Optimization of Flat to Round Transformers with Self-fields using Adjoint Techniques

TL;DR

This paper develops an adjoint-based optimization method for flat to round beam transformers considering self-fields, improving design efficiency for applications like electron cooling.

Contribution

It introduces a continuous moment equation model and applies adjoint techniques for efficient gradient computation in optimizing lattice parameters.

Findings

Optimization with self-fields improves beam quality.

Adjoint methods significantly reduce computational cost.

Two figures of merit provide different optimization strategies.

Abstract

A continuous system of moment equations is introduced that models the transverse dynamics of a beam of charged particles as it passes through an arbitrary lattice of quadrupoles and solenoids in the presence of self-fields.
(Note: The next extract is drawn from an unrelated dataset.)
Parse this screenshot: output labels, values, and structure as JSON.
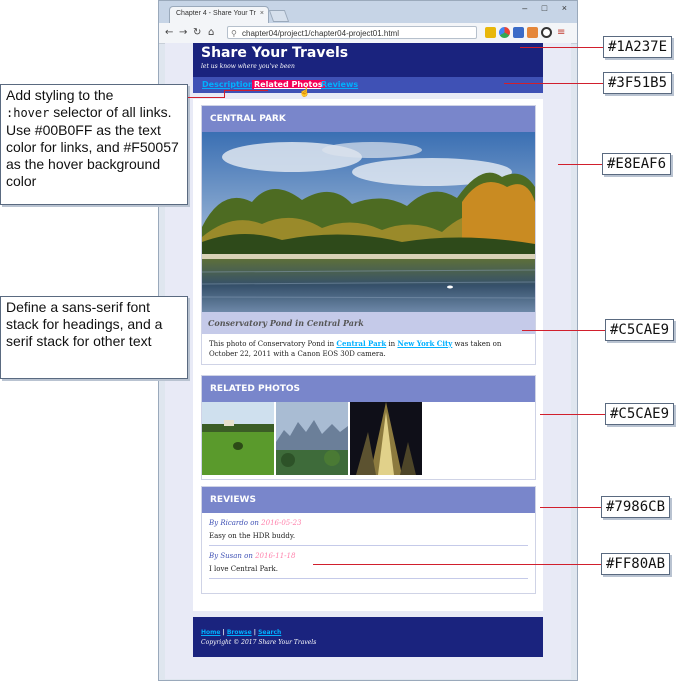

Then, figures of merit are introduced specifying system characteristics to be optimized. The resulting model is used to optimize the parameters of the lattice elements of a flat to round transformer with self-fields, as could be applied in electron cooling. Results are shown for a case of no self-fields and two cases with self-fields. The optimization is based on a gradient descent algorithm in which the gradient is calculated using adjoint methods that prove to be very computationally efficient. Two figures of merit are studied and compared: one emphasizing radial force balance in the solenoid, the other emphasizing minimization of transverse beam energy in the solenoid.